Esses países são de igual debilidade económica como STEP, mas pelo menos demonstraram a moral estatal e o interesse em se responsabilizar por alguma coisa. Em contrapartida, evidenciaram a poupança dos seus cofres e salvaram seus estudantes.

De que espera o estado santomense? De que esperam os governantes santomenses? Onde se meteu a diplomacia santomense?

Antes do desmoronamento da URSS e do bloco socialista, STEP era anualmente beneficiado com várias dezenas de bolsas de estudo oferecidas pelo tal bloco, o que permitia que, de qualquer modo, o país se sentisse livre desse peso. Hoje, depois desse infeliz desmoronamento, para onde STEP tem feito evacuar os seus candidatos a formação?

Quem se ofereceu para cobrir tal vazio? Ou que tem feito a direcção do país para cobrir esse vazio?

Certamente que esses candidatos têm se amontoados no país. Certamente que os mesmos têm-se sentido insultados, na imperspectiva de poderem ver-se materializados.

Que futuro? Que futuro para a educação em STEP?

A menos que a diplomacia santomense, se é que existe, se faça valer e tente, através de novos contratos, restabelecer os acordos anteriores com o dito ex-bloco socialista e/ou com outros potenciais formadores?
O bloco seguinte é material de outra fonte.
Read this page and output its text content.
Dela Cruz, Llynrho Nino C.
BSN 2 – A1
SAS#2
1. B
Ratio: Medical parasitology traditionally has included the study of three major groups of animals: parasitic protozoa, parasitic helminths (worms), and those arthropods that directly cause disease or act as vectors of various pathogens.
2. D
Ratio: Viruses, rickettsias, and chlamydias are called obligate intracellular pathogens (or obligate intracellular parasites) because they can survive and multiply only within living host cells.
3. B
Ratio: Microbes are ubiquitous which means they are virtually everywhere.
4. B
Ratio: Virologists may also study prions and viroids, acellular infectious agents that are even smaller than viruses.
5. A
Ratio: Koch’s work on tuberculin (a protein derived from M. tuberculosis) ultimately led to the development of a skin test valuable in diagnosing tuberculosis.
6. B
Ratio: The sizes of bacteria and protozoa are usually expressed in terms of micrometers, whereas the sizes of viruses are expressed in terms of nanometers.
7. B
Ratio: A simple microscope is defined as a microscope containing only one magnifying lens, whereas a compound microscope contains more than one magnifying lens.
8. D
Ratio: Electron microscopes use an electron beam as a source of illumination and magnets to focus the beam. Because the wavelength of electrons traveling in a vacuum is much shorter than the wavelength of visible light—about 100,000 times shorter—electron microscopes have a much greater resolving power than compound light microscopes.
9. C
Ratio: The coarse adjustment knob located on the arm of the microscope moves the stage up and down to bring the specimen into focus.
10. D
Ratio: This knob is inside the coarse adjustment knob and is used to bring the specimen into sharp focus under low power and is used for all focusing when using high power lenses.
E talvez que nestes actos a nossa marítima zona económica exclusiva possa nos servir de bastião?

Ou talvez ainda que em STEP se edifique centro ou centros de formação superior?

Só que tenho medo! Tenho medo que tais edificações não venham a se emergir em insucessos e puro fracasso.

Sim! De acordo com a miserável atenção que se tem hoje prestado à educação, é lógico prever um fracasso absoluto na edificação de pelo menos um único centro de formação superior em STEP.

O dinheiro que o estado pode gastar hoje com a evacuação de finalistas e manutenção de estudantes no exterior vem a ser muitas vezes inferior à soma a utilizar na construção, apetrechamento e manutenção de uma instituição polivalente de formação. O salário mensal dum único catedrático estrangeiro será mil vezes superior ao valor anual para o estabelecimento de vários estudantes no estrangeiro.

Efectivamente que STEP, como país soberano, até pode-se mesmo dizer que é uma vergonha o país não possuir qualquer centro de formação superior. Mas, demagogia à parte. Antes de tudo, o Estado deve modificar o seu ponto de vista, o seu modo de actuar em relação aos estudantes hoje no exterior, em relação aos recém-formados regressados, em relação aos finalistas no país hoje. Além disso, como justificativo do supremo interesse estatal para com a educação e os diferentes níveis de ensino, o Estado deve oferecer melhor tratamento aos professores nacionais de hoje, criando neles esperança por um futuro pessoal melhor.

Por outro lado, que bases foram ou estão sendo criadas para o surgimento no país de verdadeiros e interessados professores académicos? Todos sabemos como os santomenses tendem a fugir a educação.

Sim! Tenho medo! Tenho medo que um centro de formação superior em STEP venha a estar repleto de peseudo-docentes constituídos por quadros recém-formados ou sem qualquer capacidade de docência académica só porque queremos ter centro de formação superior no país.